Soumis yeux bandé donjon des Vignes Master Apex Anax

Maître & Soumis :

Notre Maître est aussi un homme

Nous, esclaves, reconnaissons-le, sommes très exigeants vis-à-vis de nos Maîtres. Nous les voudrions « sur mesure », taillés pour combler nos fantasmes, pour nous faire vivre ce que nous sentons avoir besoin… Le plus souvent, nous entrons en relation en demandant « que vas-tu me faire ? » et il vaut mieux que le programme nous convienne. On se demande souvent, au final, qui est le Maître et qui est l'esclave…

Nous demandons ÉNORMÉMENT à notre Dom. Parfois nous l'exigeons, puis nous cherchons la nouvelle perle rare. Et puis, un jour, nous rencontrons quelqu'un qui nous donne envie de poser nos valises. C'est là qu'est la difficulté : laisser notre Dom prendre sa place, arrêter de vouloir le « téléguider » et le laisser réellement nous guider.

Nous devons cesser de regarder le Dom comme un sextoy et le considérer comme un partenaire à part entière. Voici, traduit et adapté d'un texte anglais, ce à quoi nous devons réfléchir pour comprendre ce qu'un Dom est en droit d'attendre de nous.

(Ce texte concerne les relations Maître/esclave suivies, voire à long terme.)

1. Soyez conscient de vos responsabilités

Les Dominants ont des responsabilités : pardonner, comprendre, être forts, sages et patients. Ils assument les conséquences de nos actions. Mais les soumis ont aussi des responsabilités : elles commencent par la communication, la patience, le travail pour établir la confiance et la discrétion sur la relation.

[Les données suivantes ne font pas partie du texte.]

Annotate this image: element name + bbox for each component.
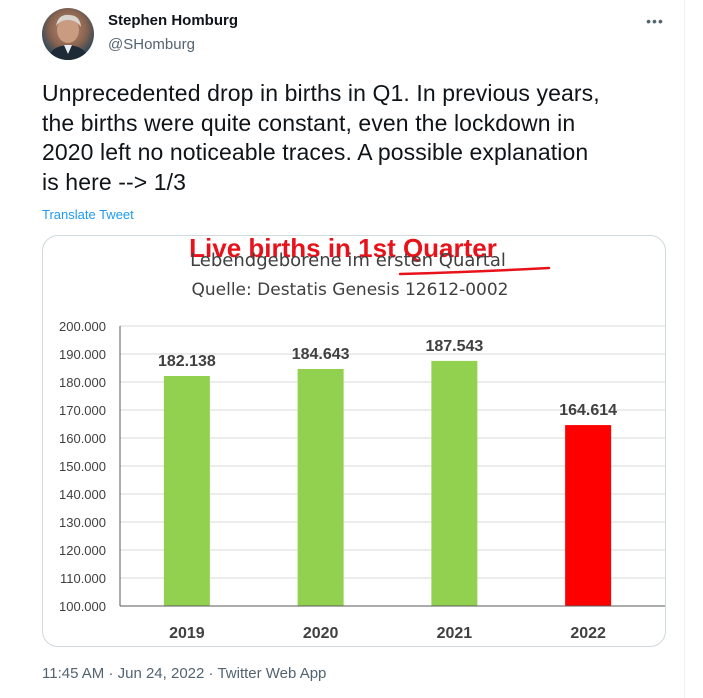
bar-2021 xyxy=(431,360,478,606)
y-tick-label: 200.000 xyxy=(59,319,106,334)
display-name[interactable]: Stephen Homburg xyxy=(108,12,238,29)
y-tick-label: 170.000 xyxy=(59,403,106,418)
avatar[interactable] xyxy=(42,8,94,60)
chart-source-note: Quelle: Destatis Genesis 12612-0002 xyxy=(192,280,509,300)
subtitle-underline xyxy=(398,266,551,276)
tweet-source: Twitter Web App xyxy=(217,665,327,682)
x-tick-label: 2021 xyxy=(437,625,473,642)
tweet-text-line: is here --> 1/3 xyxy=(42,168,187,195)
tweet-text-line: 2020 left no noticeable traces. A possib… xyxy=(42,139,589,165)
chart-subtitle-underlined: ersten Quartal xyxy=(376,250,506,271)
chart-title: Live births in 1st Quarter xyxy=(189,236,497,263)
chart-subtitle: Lebendgeborene im ersten Quartal xyxy=(190,250,506,271)
chart-subtitle-prefix: Lebendgeborene im xyxy=(190,250,376,271)
meta-separator: · xyxy=(108,665,114,682)
translate-tweet-link[interactable]: Translate Tweet xyxy=(42,207,134,222)
y-tick-label: 160.000 xyxy=(59,431,106,446)
bar-2022 xyxy=(565,425,612,606)
tweet-media-image[interactable]: Live births in 1st Quarter Lebendgeboren… xyxy=(42,235,666,647)
tweet-text: Unprecedented drop in births in Q1. In p… xyxy=(42,79,672,197)
y-tick-label: 120.000 xyxy=(59,543,106,558)
tweet-time[interactable]: 11:45 AM xyxy=(42,665,105,682)
meta-separator: · xyxy=(208,665,214,682)
tweet-metadata: 11:45 AM · Jun 24, 2022 · Twitter Web Ap… xyxy=(42,665,326,682)
y-tick-label: 190.000 xyxy=(59,347,106,362)
bar-2020 xyxy=(297,368,344,606)
bar-value-label: 164.614 xyxy=(559,402,617,419)
x-tick-label: 2022 xyxy=(570,625,606,642)
y-tick-label: 150.000 xyxy=(59,459,106,474)
y-tick-label: 100.000 xyxy=(59,599,106,614)
y-tick-label: 110.000 xyxy=(60,571,106,586)
x-tick-label: 2019 xyxy=(169,625,205,642)
bar-value-label: 184.643 xyxy=(292,346,350,363)
avatar-portrait-icon xyxy=(48,14,89,60)
tweet-date[interactable]: Jun 24, 2022 xyxy=(117,665,205,682)
y-tick-label: 180.000 xyxy=(59,375,106,390)
y-tick-label: 140.000 xyxy=(59,487,106,502)
bar-value-label: 187.543 xyxy=(425,338,483,355)
tweet-text-line: the births were quite constant, even the… xyxy=(42,109,576,136)
x-tick-label: 2020 xyxy=(303,625,339,642)
bar-value-label: 182.138 xyxy=(158,353,216,370)
user-handle[interactable]: @SHomburg xyxy=(108,36,195,53)
tweet-text-line: Unprecedented drop in births in Q1. In p… xyxy=(42,80,600,106)
births-bar-chart: Live births in 1st Quarter Lebendgeboren… xyxy=(59,236,665,642)
timeline-border xyxy=(684,0,685,698)
more-horizontal-icon[interactable]: ••• xyxy=(646,13,664,29)
bar-2019 xyxy=(163,376,210,606)
y-tick-label: 130.000 xyxy=(59,515,106,530)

2. N’oubliez pas la patience

Pourquoi être pressé d'être immédiatement « pris au piège » ou de multiplier les colliers ? Prenez le temps de vous découvrir. Il faut du temps avant qu'un Dominant devienne VOTRE Maître. Il lui faut du temps pour apprendre vos manies, votre langage corporel, vos craintes et vos sentiments.

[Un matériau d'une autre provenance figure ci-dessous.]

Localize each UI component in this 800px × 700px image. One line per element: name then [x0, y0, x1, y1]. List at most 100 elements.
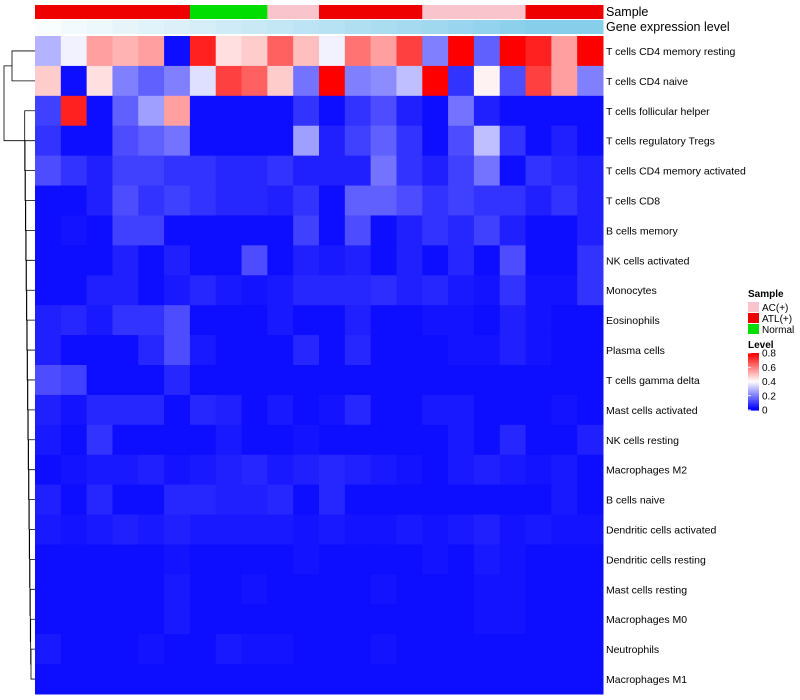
heatmap-cell	[86, 484, 113, 516]
heatmap-cell	[344, 604, 372, 635]
heatmap-cell	[319, 454, 346, 486]
heatmap-cell	[551, 574, 578, 605]
heatmap-cell	[241, 245, 268, 276]
heatmap-cell	[319, 484, 346, 516]
heatmap-cell	[189, 185, 217, 216]
heatmap-cell	[344, 36, 372, 67]
heatmap-cell	[473, 125, 501, 157]
heatmap-cell	[138, 484, 165, 516]
heatmap-cell	[241, 365, 268, 396]
heatmap-cell	[344, 574, 372, 605]
heatmap-cell	[60, 574, 88, 605]
heatmap-cell	[215, 634, 243, 665]
heatmap-cell	[577, 95, 604, 127]
heatmap-cell	[344, 305, 372, 336]
annotation-tracks	[35, 5, 604, 34]
heatmap-cell	[189, 544, 217, 575]
heatmap-cell	[319, 514, 346, 545]
heatmap-cell	[525, 36, 552, 67]
row-label: T cells regulatory Tregs	[606, 136, 715, 148]
legend-level-gradient-segment	[748, 391, 759, 394]
legend-level-gradient-segment	[748, 401, 759, 404]
legend-sample-swatch	[748, 324, 759, 334]
heatmap-cell	[551, 185, 578, 216]
heatmap-cell	[112, 185, 139, 216]
heatmap-cell	[448, 275, 475, 306]
heatmap-cell	[499, 305, 527, 336]
heatmap-cell	[86, 424, 113, 456]
heatmap-cell	[189, 215, 217, 246]
heatmap-cell	[319, 95, 346, 127]
heatmap-cell	[267, 335, 294, 366]
heatmap-cell	[267, 215, 294, 246]
heatmap-cell	[241, 424, 268, 456]
heatmap-cell	[319, 245, 346, 276]
heatmap-cell	[293, 664, 320, 695]
heatmap-cell	[215, 424, 243, 456]
heatmap-cell	[319, 544, 346, 575]
heatmap-cell	[60, 125, 88, 157]
heatmap-cell	[422, 664, 449, 695]
heatmap-cell	[215, 394, 243, 426]
legend-level-gradient-segment	[748, 408, 759, 411]
heatmap-cell	[422, 484, 449, 516]
heatmap-cell	[473, 185, 501, 216]
heatmap-cell	[86, 394, 113, 426]
heatmap-cell	[241, 604, 268, 635]
sample-track-cell	[86, 5, 113, 19]
heatmap-cell	[189, 394, 217, 426]
heatmap-cell	[241, 544, 268, 575]
heatmap-cell	[370, 544, 397, 575]
heatmap-cell	[577, 245, 604, 276]
legend-level-gradient-segment	[748, 405, 759, 408]
heatmap-cell	[422, 335, 449, 366]
heatmap-cell	[60, 155, 88, 187]
sample-track-cell	[422, 5, 449, 19]
heatmap-cell	[473, 155, 501, 187]
heatmap-cell	[35, 65, 62, 97]
heatmap-cell	[448, 185, 475, 216]
heatmap-cell	[525, 544, 552, 575]
expression-track-cell	[86, 20, 113, 34]
heatmap-cell	[241, 335, 268, 366]
heatmap-cell	[267, 454, 294, 486]
heatmap-cell	[525, 155, 552, 187]
heatmap-cell	[86, 215, 113, 246]
heatmap-cell	[473, 514, 501, 545]
heatmap-cell	[499, 275, 527, 306]
heatmap-cell	[448, 125, 475, 157]
heatmap-cell	[577, 394, 604, 426]
heatmap-cell	[551, 245, 578, 276]
heatmap-cell	[525, 394, 552, 426]
heatmap-cell	[473, 574, 501, 605]
heatmap-cell	[112, 65, 139, 97]
heatmap-cell	[267, 544, 294, 575]
heatmap-cell	[448, 454, 475, 486]
heatmap-cell	[422, 394, 449, 426]
heatmap-cell	[396, 36, 423, 67]
heatmap-cell	[35, 95, 62, 127]
heatmap-cell	[499, 664, 527, 695]
heatmap-cell	[448, 664, 475, 695]
legend-level-gradient-segment	[748, 378, 759, 381]
heatmap-cell	[448, 514, 475, 545]
row-label: B cells naive	[606, 495, 665, 507]
heatmap-cell	[164, 365, 191, 396]
row-label: T cells follicular helper	[606, 106, 710, 118]
sample-track-cell	[35, 5, 62, 19]
heatmap-cell	[525, 634, 552, 665]
heatmap-cell	[577, 365, 604, 396]
heatmap-cell	[577, 664, 604, 695]
heatmap-cell	[215, 454, 243, 486]
heatmap-cell	[551, 634, 578, 665]
heatmap-cell	[525, 95, 552, 127]
row-label: Macrophages M2	[606, 465, 687, 477]
heatmap-cell	[448, 365, 475, 396]
heatmap-cell	[35, 394, 62, 426]
legend-level-gradient-segment	[748, 367, 759, 370]
heatmap-cell	[215, 484, 243, 516]
heatmap-cell	[344, 275, 372, 306]
heatmap-cell	[86, 155, 113, 187]
heatmap-cell	[241, 155, 268, 187]
expression-track-cell	[164, 20, 191, 34]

3. Avoir des attentes réalistes

Nous ne sommes pas parfaits, et les Dominants non plus. Attendre d'un jeune homme qu'il ait tout (donjon, argent, expertise totale) est naïf. Construire une relation demande du travail des deux côtés. Nous sacrifions notre corps et notre âme, mais le Dom donne aussi son temps, son argent et ses émotions. Respectez son effort.

4. La cohérence

Avoir un soumis qui change de personnalité entre le matin et le soir est épuisant. Nous attendons de vous le même dévouement le lundi que le samedi soir. Si vous donnez un personnage différent chaque jour, même le plus grand Maître ne pourrait pas le gérer.

5. La discrétion

Aller en ligne pour critiquer son Maître parce qu'il n'a pas fait tel mouvement la veille n'est pas correct. Nous ne bavardons pas sur vos réactions intimes avec les autres Dominants, faites preuve de la même courtoisie. Si vous avez un problème, parlez-en d'abord à votre Maître. (Note : cela ne concerne pas les abus réels qui doivent être signalés aux autorités).

6. Confiance : faire réellement confiance

La confiance demande des efforts et de la communication des deux parties. Si votre Dominant doit constamment "prouver" qu'il mérite votre confiance tous les jours, la relation devient un marathon épuisant où il finit par être utilisé.

7.  Santé

C'est une évidence trop souvent oubliée. Si vous avez des problèmes psychologiques (dépression, bipolarité), cherchez une thérapie ou un traitement avant d'approcher un Dominant. L'établissement de relations profondes doit se faire une fois que la santé mentale est maîtrisée.

8. Arrêtez de ressasser le passé

Votre dernier Dominant vous a blessé ? Le dernier soumis de votre Maître a peut-être été un échec aussi. Mais ici, nous partons de zéro. Nous n'avons pas besoin d'une comparaison hebdomadaire avec vos ex-partenaires. Laissez le passé enterrer le passé.

9. Honnêteté et compréhension

La Domination est difficile et parfois épuisante. Nous devons réfléchir à tout : ton de voix, outils, vêtements, impact psychologique. Parfois, nous sommes trop fatigués pour être le Maître idéal. Nous méritons aussi un peu d'attention et de compréhension.

10. Communication

Maître ET esclave. Le « et » signifie que la communication va dans les deux sens. Si vous avez une inquiétude ou une blessure, asseyez-vous et parlez-en en tête-à-tête plutôt que de le démolir sur les réseaux sociaux. Si vous ne faites pas d’effort pour communiquer, vous êtes le problème, pas le Dom.